You know, I've certainly been nothing if not resilient in my career, and you know, I don't think there's a day where I, even after Wimbledon, where I resent playing tennis. I really enjoy what I do.
So getting back out on court is never really an issue with me. You know, as far as form goes, you know, I ended that tournament pretty confident, and you know, it all kind of -- those first couple of rounds when you come back are key.
I said that in Washington. You know, it's gonna to be tough to kind of gauge, but now I'm to the point where I'm comfortable playing matches again. The goal is to be prepared for the US Open, and right now I feel like, you know, I certainly will be.

Q. I noticed in the past six months it seems like your net game has improved exponentially. Do you feel like that's an area that helped you get better results this year?
ANDY RODDICK: Hmm, no, not -- I mean, I've been playing better, but there have been times in my career when I played well at net.
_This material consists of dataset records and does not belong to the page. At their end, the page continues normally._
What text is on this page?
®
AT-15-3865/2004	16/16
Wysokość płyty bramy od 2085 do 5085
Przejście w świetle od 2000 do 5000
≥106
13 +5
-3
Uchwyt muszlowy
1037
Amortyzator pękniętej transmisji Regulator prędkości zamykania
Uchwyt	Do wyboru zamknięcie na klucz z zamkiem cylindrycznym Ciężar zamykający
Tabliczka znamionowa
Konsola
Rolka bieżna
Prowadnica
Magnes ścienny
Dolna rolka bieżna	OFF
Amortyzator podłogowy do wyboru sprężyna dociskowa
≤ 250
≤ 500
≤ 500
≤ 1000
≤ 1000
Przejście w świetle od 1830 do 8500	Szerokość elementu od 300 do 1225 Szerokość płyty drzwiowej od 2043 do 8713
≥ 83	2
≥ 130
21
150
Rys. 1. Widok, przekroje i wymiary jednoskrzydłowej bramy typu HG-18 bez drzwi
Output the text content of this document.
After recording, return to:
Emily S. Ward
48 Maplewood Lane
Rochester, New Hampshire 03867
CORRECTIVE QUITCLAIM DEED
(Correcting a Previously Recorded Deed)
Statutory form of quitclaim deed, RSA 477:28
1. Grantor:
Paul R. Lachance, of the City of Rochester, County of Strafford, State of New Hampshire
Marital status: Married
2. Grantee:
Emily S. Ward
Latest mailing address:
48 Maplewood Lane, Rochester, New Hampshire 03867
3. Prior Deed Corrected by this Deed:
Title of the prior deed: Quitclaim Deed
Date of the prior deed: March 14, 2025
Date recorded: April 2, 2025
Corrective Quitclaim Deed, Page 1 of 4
I think a lot more of it is court positioning and what balls I'm coming in on and not having to go to net. I'm going to net out of choice as opposed to desperation, which I think is different.
You know, I think I'm putting myself in better positions at the net, which probably makes me look like a better volleyer.

Q. If you're playing Rafa, are you curious what his form will be? And a few words on Rafa.
ANDY RODDICK: If he beats Del Potro tonight I'm not worried about what his form is. (laughter.)